Bezogen auf die Insolvenzverschleppung hat die Kammer strafmildernd ergänzend berücksichtigt, dass
- er gemeinsam mit den anderen Angeklagten letztlich entschieden hat, einen Eigenantrag auf Eröffnung des Insolvenzverfahrens zu stellen, den der Angeklagte B dann am 11.01.2018 gestellt hat,
- in der Zeit ab dem 12.07.2017 bis zur Stellung des Insolvenzantrages keine größeren neuen Zahlungsverpflichtungen der D GmbH mehr begründet wurden.
Bei Abwägung aller angeführten Umstände zugunsten und zulasten des Angeklagten B hat die Kammer folgende Einzelstrafen für tat- und schuldangemessen erachtet:
Fall 1 (§ 15a Inso) Geldstrafe von 120 Tagessätzen zu je 58,- €
Fall 2 + 3 (§ 283b StGb) jeweils Geldstrafe von 60 Tagessätzen zu je 58 €
Fall 4 (§ 283 StGB) Freiheitsstrafe von 6 Monaten
Aus diesen Einzelstrafen war gem. §§ 53, 54 StGB eine Gesamtstrafe zu bilden. Die Kammer hat dabei gem. § 54 Abs. 1 Satz 3 StGB die Person des Angeklagten und die einzelnen Straftaten zusammenfassend gewürdigt und dabei insbesondere den sehr engen zeitlichen und sachlichen Zusammenhang der Taten berücksichtigt.

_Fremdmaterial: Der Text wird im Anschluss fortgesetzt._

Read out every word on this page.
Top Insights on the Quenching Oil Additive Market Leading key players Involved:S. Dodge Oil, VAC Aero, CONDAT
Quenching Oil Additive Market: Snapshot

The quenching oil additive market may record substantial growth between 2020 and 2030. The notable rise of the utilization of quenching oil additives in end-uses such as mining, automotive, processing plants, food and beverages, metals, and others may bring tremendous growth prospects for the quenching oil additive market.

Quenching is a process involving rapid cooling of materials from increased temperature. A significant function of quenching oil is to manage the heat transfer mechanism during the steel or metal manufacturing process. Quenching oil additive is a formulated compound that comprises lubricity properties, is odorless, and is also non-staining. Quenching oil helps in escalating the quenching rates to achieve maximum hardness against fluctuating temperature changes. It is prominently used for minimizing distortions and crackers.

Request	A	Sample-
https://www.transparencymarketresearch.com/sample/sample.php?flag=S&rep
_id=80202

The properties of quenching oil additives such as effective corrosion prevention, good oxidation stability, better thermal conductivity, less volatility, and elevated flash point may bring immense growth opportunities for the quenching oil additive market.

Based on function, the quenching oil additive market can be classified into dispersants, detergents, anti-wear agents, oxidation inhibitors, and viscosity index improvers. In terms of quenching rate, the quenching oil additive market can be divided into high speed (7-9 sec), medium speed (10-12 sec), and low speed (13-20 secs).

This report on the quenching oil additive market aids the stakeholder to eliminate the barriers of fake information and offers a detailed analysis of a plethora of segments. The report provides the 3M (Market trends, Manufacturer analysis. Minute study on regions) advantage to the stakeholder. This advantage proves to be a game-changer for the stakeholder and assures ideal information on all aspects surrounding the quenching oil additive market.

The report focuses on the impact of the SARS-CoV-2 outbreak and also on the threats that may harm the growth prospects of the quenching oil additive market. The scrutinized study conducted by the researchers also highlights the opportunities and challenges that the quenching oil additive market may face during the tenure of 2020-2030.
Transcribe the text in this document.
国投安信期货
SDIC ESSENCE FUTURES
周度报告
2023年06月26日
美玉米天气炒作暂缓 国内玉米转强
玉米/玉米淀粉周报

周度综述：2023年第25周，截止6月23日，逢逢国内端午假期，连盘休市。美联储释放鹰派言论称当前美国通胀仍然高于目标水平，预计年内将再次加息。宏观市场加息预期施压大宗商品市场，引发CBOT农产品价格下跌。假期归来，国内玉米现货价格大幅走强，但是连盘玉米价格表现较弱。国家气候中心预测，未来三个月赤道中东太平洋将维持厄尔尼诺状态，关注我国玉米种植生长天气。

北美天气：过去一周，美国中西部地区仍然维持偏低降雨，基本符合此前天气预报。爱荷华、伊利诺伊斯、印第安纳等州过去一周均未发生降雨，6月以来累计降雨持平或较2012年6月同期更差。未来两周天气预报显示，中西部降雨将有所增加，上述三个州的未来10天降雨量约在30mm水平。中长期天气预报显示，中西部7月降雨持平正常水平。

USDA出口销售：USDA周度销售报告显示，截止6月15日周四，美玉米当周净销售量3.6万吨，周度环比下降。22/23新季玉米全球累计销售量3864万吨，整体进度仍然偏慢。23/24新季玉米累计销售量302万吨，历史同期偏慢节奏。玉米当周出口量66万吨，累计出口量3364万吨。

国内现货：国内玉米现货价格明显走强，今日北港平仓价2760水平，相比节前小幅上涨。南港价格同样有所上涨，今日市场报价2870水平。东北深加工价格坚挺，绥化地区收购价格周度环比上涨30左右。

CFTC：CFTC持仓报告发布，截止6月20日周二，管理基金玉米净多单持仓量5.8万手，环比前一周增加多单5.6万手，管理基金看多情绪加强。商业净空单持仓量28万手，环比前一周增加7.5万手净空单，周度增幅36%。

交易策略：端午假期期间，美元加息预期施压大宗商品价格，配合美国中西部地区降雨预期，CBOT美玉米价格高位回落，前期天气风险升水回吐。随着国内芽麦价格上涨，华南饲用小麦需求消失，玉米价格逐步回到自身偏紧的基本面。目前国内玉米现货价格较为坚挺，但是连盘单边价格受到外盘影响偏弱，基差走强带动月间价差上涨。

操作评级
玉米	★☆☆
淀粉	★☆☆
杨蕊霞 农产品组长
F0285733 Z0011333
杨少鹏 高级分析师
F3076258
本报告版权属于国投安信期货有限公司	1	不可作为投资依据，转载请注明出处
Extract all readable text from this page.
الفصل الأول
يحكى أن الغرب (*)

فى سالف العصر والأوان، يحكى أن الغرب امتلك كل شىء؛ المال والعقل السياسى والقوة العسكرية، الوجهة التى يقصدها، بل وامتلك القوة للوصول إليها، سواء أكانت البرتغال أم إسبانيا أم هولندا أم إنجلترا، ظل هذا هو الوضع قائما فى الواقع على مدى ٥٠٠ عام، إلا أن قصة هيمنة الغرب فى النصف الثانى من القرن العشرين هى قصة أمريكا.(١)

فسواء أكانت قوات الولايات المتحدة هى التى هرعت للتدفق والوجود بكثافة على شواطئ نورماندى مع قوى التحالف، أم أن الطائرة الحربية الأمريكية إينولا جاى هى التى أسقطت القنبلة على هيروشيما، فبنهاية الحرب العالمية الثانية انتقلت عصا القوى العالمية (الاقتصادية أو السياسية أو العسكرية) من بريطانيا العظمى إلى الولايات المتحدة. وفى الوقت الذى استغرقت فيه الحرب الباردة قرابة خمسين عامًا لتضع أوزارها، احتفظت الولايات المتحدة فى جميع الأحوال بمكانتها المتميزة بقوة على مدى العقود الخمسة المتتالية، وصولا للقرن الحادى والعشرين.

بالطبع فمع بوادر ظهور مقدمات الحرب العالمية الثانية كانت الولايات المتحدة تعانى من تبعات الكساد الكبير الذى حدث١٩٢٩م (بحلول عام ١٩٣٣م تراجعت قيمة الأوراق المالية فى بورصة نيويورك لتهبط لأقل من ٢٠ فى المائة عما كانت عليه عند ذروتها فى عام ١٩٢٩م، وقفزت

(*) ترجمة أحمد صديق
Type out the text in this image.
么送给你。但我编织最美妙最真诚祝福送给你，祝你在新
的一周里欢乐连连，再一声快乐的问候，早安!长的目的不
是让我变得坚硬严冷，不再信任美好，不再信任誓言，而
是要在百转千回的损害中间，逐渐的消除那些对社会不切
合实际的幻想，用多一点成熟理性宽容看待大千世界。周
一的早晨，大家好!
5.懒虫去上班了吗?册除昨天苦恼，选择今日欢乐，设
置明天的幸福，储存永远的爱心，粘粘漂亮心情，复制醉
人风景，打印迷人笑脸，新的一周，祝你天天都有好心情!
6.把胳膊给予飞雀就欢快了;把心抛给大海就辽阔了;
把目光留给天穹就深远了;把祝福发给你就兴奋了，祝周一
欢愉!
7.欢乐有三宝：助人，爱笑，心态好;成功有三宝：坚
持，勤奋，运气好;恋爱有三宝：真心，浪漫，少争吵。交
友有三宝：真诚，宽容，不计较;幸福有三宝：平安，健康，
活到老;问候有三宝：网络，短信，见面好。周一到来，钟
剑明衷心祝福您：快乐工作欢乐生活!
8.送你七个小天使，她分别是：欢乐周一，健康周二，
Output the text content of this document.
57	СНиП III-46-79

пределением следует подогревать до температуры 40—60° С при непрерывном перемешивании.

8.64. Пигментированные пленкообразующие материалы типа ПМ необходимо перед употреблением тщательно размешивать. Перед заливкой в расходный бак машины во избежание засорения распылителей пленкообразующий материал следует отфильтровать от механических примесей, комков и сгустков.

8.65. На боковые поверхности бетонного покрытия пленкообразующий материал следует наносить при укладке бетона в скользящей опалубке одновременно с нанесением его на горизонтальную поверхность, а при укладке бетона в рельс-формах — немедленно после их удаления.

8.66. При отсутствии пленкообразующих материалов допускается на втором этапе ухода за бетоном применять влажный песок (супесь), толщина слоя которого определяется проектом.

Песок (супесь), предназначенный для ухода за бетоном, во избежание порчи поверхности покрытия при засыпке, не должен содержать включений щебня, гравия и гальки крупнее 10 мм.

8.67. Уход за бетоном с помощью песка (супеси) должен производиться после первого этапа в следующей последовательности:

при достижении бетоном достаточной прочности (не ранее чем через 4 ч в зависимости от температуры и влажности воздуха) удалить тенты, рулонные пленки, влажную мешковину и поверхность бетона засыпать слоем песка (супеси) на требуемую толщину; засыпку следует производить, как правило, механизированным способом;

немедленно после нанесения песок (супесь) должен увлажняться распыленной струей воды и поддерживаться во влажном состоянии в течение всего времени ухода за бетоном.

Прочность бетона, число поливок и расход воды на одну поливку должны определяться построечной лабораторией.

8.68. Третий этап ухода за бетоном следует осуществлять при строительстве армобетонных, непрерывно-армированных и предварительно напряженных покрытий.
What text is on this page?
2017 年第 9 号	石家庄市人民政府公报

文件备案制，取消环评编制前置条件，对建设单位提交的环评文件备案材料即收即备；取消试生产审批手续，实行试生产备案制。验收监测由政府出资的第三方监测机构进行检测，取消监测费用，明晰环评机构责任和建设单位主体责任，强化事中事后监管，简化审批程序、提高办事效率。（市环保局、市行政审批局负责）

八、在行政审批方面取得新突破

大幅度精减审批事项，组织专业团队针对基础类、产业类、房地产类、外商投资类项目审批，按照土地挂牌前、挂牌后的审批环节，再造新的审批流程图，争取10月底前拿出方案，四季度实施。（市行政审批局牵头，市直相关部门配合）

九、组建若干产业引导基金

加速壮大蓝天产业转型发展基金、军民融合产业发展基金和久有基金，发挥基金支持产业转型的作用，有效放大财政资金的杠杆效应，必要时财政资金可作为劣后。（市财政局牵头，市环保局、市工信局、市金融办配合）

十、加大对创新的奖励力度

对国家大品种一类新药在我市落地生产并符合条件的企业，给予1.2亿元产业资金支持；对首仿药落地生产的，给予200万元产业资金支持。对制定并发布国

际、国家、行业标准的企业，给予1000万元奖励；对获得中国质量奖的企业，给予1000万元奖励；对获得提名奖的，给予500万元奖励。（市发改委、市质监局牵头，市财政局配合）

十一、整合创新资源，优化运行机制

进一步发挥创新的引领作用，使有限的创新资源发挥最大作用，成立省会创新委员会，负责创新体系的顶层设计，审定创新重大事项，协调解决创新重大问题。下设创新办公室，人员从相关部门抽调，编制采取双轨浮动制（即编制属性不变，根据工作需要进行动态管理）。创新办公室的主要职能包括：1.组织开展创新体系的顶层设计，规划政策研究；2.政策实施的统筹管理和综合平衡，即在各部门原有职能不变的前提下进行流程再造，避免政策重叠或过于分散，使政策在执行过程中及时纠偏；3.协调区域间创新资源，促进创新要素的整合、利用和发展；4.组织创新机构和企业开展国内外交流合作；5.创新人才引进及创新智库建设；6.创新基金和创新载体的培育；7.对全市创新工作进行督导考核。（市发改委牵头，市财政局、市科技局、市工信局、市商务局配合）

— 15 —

Auf Grundlage dieser zusammenfassenden Würdigung hat die Kammer eine Gesamtfreiheitsstrafe von
Gesamtfreiheitsstrafe 8 Monaten
für tat- und schuldangemessen erachtet.
b) Die Strafe war gem. § 56 StGB zur Bewährung auszusetzen, da zu erwarten ist, dass sich der Angeklagte schon die Verurteilung zur Warnung dienen lassen und künftig auch ohne die Einwirkung des Strafvollzuges keine Straftaten mehr begehen wird (§ 56 Abs. 1 StGB). Dem Angeklagten C ist eine positive Sozialprognose zu stellen. Er ist nicht vorbestraft und lebt in geordneten Verhältnissen, auch wenn diese bereits zu den Tatzeiten vorlagen. Die Selbstständigkeit hat er vollständig aufgegeben. Er hat sich durch die Hauptverhandlung offensichtlich beeindruckt gezeigt.
G.
Die Kostenentscheidung beruht auf § 465 StPO.